Лето было прекрасно и полно гроз. После зноя падал огромный град. Зной гнал из города в липовые леса, на холодные горные реки. Шеломин, самозабвенно и болезненно, пытался уйти в книги. Работал над задуманным весной рефератом о температуре неокруженных атмосферой тел в межпланетном пространстве; чертил проект нового двигателя внутреннего сгорания. Иногда он не выходил из дому много дней подряд.
— Толичка, ты ведь на каникулы приехал, брось свои книжки! — упрашивала Наталья Андреевна, его добрая старая мать, любящая и испуганная.
Шеломина раздражали ее неумелые утешения и расспросы. Тогда он уходил в соседнюю слесарную мастерскую к литейщику из депо, механику-самоучке — Анютину.
На косяке слободской избенки торчало древнее объявленьице:
« Здаетца угол Хот через хозяйку ».
Угол давно был снят Анютиным.
Там литейщик умудрялся собирать выточенные и отлитые по частям двигатели моторных лодок. Шеломин настойчиво занимался с ним, делал чертежи и расчеты, а литейщик бесплатно мастерил модели. Теперь их дружба стала еще крепче, так как Анютин ничего не хотел знать о его газетных приключениях:
— Начхать мне на всех Урамбов!..
Потом, у хозяина слесарной, Жилкина, Шеломин нанимал велосипед и мчался в пустынные чащи и предгорья, пока не изнемогал. Там он надолго мог забыть родной домик с иконами, лампадками, с жильцами, с яблочным и вишневым садом, по откосу того же оврага, где в синеватой зелени тонут особнячки чадолюбивого отца Павла.
Шеломин возвращался усталый, но с прежним возвращенным упрямством в серых глазах. Он заставлял себя думать о разных Надиных недостатках. Однажды Рубанов спросил ее: «Что будет, если Землю пробуравить насквозь?» Надя ответила: «Пустое пространство»… Конечно, если ее спросить, как в учебнике, она ответила бы превосходно; но на самом деле ее мир все еще покоился на трех китах.
«Образование ей нужно только для большей привлекательности», — со странной радостью заключал Шеломин…. — «Так еще в древней Греции женщины читали Гомера, чтобы придать оживление своим лицам…»
Впрочем, подобные рассуждения помогали ненадолго.
Потому что Шеломин знал:
В знойный медовый вечер, когда цветут липы, на той самой скамейке, рядом с Надей сидит Либуркин и говорит ей о Ницше, о сверхчеловеке, хотя у Либуркина геморрой.

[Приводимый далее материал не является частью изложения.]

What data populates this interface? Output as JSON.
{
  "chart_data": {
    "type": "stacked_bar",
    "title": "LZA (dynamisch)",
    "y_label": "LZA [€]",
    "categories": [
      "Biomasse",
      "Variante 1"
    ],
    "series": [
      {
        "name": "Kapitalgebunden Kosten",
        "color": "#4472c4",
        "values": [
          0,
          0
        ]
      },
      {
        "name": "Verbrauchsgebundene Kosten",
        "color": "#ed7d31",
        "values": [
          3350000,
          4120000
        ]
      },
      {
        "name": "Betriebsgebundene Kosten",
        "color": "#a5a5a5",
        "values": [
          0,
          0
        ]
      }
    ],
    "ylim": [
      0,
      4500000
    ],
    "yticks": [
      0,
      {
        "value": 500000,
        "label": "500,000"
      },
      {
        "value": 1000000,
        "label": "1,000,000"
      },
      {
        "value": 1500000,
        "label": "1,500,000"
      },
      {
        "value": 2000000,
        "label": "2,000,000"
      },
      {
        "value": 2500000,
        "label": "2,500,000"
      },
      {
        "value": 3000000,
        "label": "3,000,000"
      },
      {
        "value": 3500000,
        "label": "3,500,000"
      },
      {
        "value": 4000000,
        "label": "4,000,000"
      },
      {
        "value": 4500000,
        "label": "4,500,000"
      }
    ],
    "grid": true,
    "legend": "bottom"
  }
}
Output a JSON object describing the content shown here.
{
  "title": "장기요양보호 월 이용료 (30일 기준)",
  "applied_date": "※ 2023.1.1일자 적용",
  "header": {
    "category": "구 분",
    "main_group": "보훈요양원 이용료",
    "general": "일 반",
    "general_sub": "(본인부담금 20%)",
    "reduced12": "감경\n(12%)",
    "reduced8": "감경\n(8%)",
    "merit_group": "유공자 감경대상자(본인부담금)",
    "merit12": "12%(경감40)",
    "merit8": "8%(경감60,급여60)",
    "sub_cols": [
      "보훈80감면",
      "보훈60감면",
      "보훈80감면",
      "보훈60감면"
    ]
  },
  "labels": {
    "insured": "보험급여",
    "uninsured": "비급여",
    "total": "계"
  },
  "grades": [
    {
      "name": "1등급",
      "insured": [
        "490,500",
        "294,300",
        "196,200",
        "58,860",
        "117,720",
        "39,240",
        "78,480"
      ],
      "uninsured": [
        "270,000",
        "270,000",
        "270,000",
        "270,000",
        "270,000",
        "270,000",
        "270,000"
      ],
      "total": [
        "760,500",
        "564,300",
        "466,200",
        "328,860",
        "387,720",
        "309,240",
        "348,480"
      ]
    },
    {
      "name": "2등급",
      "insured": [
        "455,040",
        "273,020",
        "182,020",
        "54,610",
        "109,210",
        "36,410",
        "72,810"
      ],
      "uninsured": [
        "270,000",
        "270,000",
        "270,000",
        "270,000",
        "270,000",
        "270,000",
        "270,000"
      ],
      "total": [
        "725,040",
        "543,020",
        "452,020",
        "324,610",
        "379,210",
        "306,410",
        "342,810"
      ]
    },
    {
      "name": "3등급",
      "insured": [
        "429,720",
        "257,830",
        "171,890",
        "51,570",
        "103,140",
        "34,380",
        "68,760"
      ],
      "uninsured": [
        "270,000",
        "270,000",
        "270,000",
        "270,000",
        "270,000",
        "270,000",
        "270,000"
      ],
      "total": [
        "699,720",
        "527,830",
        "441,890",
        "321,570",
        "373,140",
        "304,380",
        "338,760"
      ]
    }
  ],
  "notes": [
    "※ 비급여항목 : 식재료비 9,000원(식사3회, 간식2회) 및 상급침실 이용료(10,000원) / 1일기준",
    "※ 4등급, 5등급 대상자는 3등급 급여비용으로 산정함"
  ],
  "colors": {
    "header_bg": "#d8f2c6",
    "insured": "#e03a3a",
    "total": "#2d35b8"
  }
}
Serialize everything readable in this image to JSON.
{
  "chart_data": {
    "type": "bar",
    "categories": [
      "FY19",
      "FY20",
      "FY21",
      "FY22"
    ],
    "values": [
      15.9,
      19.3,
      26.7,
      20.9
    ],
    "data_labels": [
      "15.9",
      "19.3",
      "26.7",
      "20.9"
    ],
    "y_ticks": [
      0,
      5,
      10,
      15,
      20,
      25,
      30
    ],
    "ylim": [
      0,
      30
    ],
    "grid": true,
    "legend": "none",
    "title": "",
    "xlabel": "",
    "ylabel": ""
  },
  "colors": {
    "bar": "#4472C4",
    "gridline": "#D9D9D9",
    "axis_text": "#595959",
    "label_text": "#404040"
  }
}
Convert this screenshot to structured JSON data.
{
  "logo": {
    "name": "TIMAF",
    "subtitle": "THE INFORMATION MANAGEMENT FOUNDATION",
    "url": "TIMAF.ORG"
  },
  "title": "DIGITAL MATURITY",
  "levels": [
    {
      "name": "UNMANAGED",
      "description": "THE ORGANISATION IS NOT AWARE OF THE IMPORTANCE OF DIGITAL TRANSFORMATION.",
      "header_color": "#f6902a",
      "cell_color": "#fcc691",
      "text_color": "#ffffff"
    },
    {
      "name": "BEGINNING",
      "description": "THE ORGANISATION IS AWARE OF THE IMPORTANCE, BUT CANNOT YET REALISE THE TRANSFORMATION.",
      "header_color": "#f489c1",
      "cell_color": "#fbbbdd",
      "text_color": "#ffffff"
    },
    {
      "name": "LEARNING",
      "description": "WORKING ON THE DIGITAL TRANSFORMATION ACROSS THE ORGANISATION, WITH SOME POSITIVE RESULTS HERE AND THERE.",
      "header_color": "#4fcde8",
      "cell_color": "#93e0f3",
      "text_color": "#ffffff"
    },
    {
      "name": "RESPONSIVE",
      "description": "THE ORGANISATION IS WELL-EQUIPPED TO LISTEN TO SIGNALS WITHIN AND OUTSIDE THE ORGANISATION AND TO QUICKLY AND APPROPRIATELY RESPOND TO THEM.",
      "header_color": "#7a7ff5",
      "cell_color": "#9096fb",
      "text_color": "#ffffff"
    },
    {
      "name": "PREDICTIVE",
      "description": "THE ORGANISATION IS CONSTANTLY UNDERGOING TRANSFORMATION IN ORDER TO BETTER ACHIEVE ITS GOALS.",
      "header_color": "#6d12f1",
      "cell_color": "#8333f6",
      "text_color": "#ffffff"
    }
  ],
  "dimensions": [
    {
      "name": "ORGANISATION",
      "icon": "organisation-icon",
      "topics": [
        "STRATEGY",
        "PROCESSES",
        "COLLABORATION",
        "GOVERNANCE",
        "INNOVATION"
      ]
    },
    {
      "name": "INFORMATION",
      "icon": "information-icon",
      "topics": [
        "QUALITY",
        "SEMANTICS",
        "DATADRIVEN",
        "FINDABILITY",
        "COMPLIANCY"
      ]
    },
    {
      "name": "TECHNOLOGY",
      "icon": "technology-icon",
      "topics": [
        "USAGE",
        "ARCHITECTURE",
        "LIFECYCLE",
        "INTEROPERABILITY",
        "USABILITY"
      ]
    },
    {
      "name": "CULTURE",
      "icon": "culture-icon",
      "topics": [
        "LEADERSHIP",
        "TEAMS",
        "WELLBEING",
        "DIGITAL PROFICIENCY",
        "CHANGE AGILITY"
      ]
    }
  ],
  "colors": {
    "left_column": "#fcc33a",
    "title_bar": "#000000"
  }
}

Однажды Наталья Андреевна вбежала особенно взволнованная и суетливая.
— Толичка, директор, директор к тебе!..
Директор гимназии, высокий старик с длинными волосами и бородой, как у Владимира Соловьева, вегетарианец и председатель общества покровительства животным, искавший популярности у молодежи и считавший себя, поэтому, крайним либералом, вошел в комнатку Шеломина, как доктор к больному.
Он был сторонник прогресса, дорожил временем и сразу приступил к делу.
— Вы были хорошим прилежным учеником, — начал он сладко. — Я пришел, желая помочь вам, объяснить, как умею, то моральное негодование общества, какое вызвали вы. Я убежден, конечно, что это — случайность, юношеская горячность, может быть. Тем не менее, я хочу, чтобы именно вы почувствовали то необычайно светлое, радостное и высокое, что составляет самую душу этого странного случая… К славе и чести вида Homo sapiens, его этические нормы распространяются не только на себе подобных. Нет, постепенно, все живое и страдающее находит в культурном обществе все большую и большую защиту. Подумайте, к каким вершинам мы идем! Скоро нельзя будет безнаказанно убить даже кошку!..
— Кошку! — воскликнул Шеломин.
— Да, самую обыкновенную кошку, — подтвердил директор… — Что касается меня, я не стыжусь признаться, — я плакал, когда читал… двести пуль… такой большой слон…
Директор достал носовой платок и высморкался.
— Вот, мой дорогой, я думаю, что ясное сознание вины поможет вам правильнее оценить происшедшее. Вы должны постараться загладить эту… ошибку. Я думаю, публика была бы до известной степени удовлетворена, если бы вы вступили в наше общество, взяв на себя, таким образом, определенные обязательства на будущее время… Подумайте, молодой человек!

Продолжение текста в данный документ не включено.